Batching requires buffering data, which means careful memory management. I implemented a pool-based allocator specifically for batch buffers:

typedef struct batch_buffer_pool {
    batch_buffer_t *free_list;
    size_t buffer_size;
    size_t num_buffers;
    pthread_mutex_t lock;
} batch_buffer_pool_t;

batch_buffer_t* allocate_batch_buffer(batch_buffer_pool_t *pool) {
    pthread_mutex_lock(&pool->lock);

    batch_buffer_t *buffer = pool->free_list;
    if (buffer) {
        pool->free_list = buffer->next;
    } else {
        buffer = malloc(sizeof(batch_buffer_t) + pool->buffer_size);
    }

    pthread_mutex_unlock(&pool->lock);
    return buffer;
}

This eliminates allocation overhead and fragmentation, keeping memory usage predictable even under high load.

Adaptive Window Sizing

Static window sizes work well for steady-state workloads, but real-world traffic is bursty. I added adaptive window sizing that adjusts based on observed traffic patterns:

  • High traffic: Reduce window size to 25ms for better responsiveness
  • Low traffic: Increase to 100ms for maximum batching efficiency
  • Burst detection: Temporarily disable batching when detecting coordinated updates

Results and Impact

The batching system delivered impressive improvements:

  • Network messages: Reduced from 50,000/sec to 8,000/sec (84% reduction)
  • Bandwidth: Decreased by 78% due to batching and compression
  • CPU utilization: 25% reduction in network stack overhead
  • Latency: P99 latency improved by 15ms (fewer packets = less queuing)
  • Scalability: Enabled smooth scaling to 12K flows without network saturation

Perhaps most importantly, the system has been rock-solid in production. The adaptive mechanisms handle workload variations gracefully, and we’ve had zero consistency issues related to batching.

Design Principles

Several principles emerged from this work:

  1. Measure the overhead: In distributed systems, packaging and transport often cost more than the payload. Optimize accordingly.

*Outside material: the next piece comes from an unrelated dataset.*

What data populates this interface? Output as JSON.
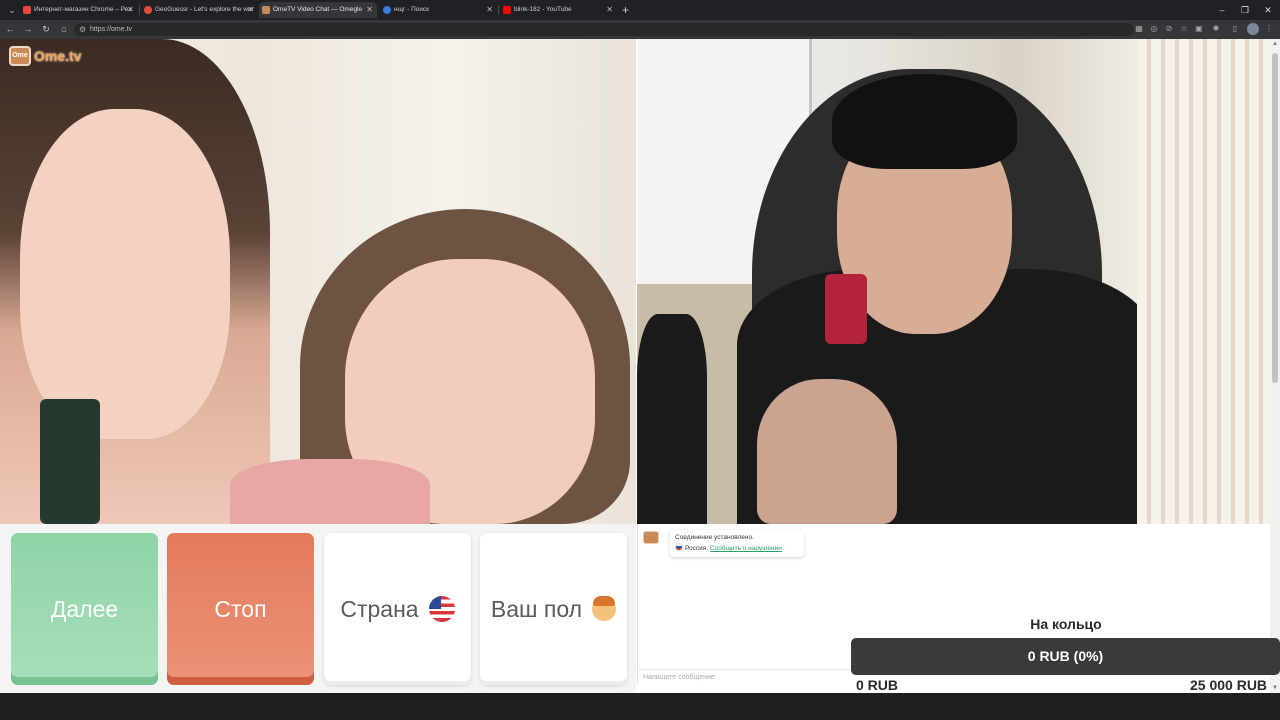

  2. Not everything should batch: Have an escape hatch for truly latency-sensitive operations.

  3. Adaptivity beats static tuning: Real-world workloads vary too much for one-size-fits-all approaches.

  4. Correctness first: Batching must never compromise consistency or ordering guarantees. Performance is meaningless if the system produces wrong results.

Broader Applications

While I developed this for FC-Redirect, the patterns apply broadly to any distributed system with high message rates:

  • Database replication
  • Distributed caching systems
  • Event streaming platforms
  • Microservice communication
  • Telemetry and monitoring systems

If you’re sending thousands of small messages between nodes, batching should be one of your first optimization targets. The implementation complexity is modest, but the performance gains can be transformational.

As we continue pushing FC-Redirect to higher scales throughout 2013, intelligent message batching remains one of our most valuable optimizations. It’s a perfect example of how stepping back and questioning basic assumptions can lead to breakthrough improvements.